Up through the first act, I was legitimately scared of what was going on — I feared for my life in combat, worried that I wouldn’t make it to the next battle. After that one boss fight, the game became more about exploring the mountain and trying to get to the top than keeping up the suspense and terror aspect. The game managed to pick it up again in the third act, where the closer you got to the summit, the more frantic and powerful the battles became. It’s a problem I’ve run into time and time again when writing stories: there’s a great hook, and I’m really digging the story, and the resolution works fairly well, but I don’t quite know how to carry things from Point A to Point B and still keep things interesting.
There were a few flaws that detracted from play, making the second act particularly annoying. One of the consistent problems that I ran into was the relative inaccuracies in picking up my movements with the Wiimote. A majority of the time, you’ll be required to slash downwards to the left or right, or push forward. The Wiimote didn’t always agree with me, leading to some frustrating deaths.
While the graphics weren’t bad, the game was overly dark. As in I had to crank the contrast up way too high in order to see doors hidden in the shadows or just about any of the textures in the game. The game’s cutscenes reminded me of those from Red Steel: still images that glided across the screen in lieu of something directly animated. It added to the other-worldy feel of the game.

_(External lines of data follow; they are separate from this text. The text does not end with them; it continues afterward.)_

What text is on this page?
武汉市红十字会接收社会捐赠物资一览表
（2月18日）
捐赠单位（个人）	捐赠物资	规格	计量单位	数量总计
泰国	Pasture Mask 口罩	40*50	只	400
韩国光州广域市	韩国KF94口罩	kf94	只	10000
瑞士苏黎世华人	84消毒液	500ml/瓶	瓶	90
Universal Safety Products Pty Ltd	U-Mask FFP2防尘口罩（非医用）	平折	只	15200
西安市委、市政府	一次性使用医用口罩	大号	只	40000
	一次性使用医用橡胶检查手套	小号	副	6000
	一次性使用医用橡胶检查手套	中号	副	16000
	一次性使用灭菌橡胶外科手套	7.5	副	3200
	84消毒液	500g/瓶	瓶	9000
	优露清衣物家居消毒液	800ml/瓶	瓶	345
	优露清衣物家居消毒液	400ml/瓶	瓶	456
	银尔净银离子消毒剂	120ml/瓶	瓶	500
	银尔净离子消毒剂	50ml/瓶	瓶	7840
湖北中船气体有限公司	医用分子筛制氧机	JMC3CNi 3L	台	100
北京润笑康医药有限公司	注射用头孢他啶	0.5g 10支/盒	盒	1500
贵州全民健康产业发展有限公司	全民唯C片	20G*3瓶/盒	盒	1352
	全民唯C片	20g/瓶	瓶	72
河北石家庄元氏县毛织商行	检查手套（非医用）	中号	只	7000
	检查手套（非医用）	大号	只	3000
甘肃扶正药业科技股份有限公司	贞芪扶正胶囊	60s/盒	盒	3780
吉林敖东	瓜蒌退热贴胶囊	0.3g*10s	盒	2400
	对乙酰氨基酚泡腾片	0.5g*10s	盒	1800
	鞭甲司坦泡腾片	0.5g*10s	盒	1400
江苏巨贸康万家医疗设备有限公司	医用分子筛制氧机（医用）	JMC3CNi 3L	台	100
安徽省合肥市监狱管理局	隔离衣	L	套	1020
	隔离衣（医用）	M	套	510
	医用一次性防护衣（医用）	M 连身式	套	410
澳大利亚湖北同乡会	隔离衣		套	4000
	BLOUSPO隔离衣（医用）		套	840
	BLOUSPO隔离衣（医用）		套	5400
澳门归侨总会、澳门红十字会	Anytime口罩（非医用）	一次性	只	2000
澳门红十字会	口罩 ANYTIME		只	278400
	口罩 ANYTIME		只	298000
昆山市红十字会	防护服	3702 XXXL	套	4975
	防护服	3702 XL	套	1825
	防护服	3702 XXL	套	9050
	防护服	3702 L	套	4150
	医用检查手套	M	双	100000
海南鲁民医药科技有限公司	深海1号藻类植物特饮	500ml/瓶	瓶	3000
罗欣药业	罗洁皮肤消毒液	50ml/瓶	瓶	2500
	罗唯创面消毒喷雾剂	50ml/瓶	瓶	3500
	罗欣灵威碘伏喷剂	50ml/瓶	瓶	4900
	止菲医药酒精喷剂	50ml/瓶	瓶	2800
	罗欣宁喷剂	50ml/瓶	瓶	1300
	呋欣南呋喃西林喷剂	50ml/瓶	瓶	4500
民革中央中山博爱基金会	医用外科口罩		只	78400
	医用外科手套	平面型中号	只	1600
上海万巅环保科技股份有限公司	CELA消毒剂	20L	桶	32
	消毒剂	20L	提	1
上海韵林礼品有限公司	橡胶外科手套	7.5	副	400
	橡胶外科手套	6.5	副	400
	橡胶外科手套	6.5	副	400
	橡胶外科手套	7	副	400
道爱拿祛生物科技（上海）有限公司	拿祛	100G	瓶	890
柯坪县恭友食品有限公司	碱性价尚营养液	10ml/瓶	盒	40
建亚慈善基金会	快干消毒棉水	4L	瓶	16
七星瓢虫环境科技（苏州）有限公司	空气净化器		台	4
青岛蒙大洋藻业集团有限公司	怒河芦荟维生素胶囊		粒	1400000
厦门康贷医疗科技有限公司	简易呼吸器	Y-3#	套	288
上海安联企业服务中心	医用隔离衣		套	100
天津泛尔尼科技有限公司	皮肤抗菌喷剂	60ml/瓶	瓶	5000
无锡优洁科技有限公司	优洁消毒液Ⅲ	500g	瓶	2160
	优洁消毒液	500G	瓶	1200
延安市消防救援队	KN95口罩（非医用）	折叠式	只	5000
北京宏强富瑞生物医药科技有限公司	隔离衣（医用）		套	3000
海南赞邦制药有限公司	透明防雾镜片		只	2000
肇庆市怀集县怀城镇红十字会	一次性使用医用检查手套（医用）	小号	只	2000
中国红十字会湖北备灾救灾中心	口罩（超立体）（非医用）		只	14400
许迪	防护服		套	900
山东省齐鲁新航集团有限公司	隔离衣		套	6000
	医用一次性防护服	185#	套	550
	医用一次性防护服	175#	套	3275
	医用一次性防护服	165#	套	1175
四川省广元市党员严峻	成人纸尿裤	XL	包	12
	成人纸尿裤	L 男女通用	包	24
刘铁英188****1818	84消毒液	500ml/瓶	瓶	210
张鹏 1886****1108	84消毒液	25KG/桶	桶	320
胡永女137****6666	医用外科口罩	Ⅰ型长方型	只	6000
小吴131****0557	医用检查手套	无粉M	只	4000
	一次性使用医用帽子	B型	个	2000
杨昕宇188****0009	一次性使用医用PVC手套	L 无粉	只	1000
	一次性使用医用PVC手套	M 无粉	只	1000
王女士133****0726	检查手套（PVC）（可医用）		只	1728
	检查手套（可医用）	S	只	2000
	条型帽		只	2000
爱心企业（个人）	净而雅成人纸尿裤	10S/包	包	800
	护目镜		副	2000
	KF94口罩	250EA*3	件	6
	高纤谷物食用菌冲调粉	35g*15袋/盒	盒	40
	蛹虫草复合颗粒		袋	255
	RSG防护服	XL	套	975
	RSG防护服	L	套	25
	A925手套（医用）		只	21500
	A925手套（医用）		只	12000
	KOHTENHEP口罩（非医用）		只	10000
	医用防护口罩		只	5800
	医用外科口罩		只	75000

By the time I was done with Cursed Mountain, I felt that I did enjoy the game. The ending was satisfying, I had a good rush in my last couple of play sessions, and I could tell they really tried something new. But on the other hand, they weren’t able to follow through on the tension of the horror aspect of the game and keep your heart pumping, which was a pretty big failure, in my mind. I have to give credit to the guys at Deep Silver for trying something new, especially in a genre like horror, which needs new blood in it.
They’ve got their heads in the right place, and the start of something that could be really good, but they’ve still got a long way to go in the ways of storytelling, pacing and visuals before this gets up into the pantheon of must-play horror games.
Score: 6.5 — Alright (6s may be slightly above average or simply inoffensive. Fans of the genre should enjoy them a bit, but a fair few will be left unfulfilled.)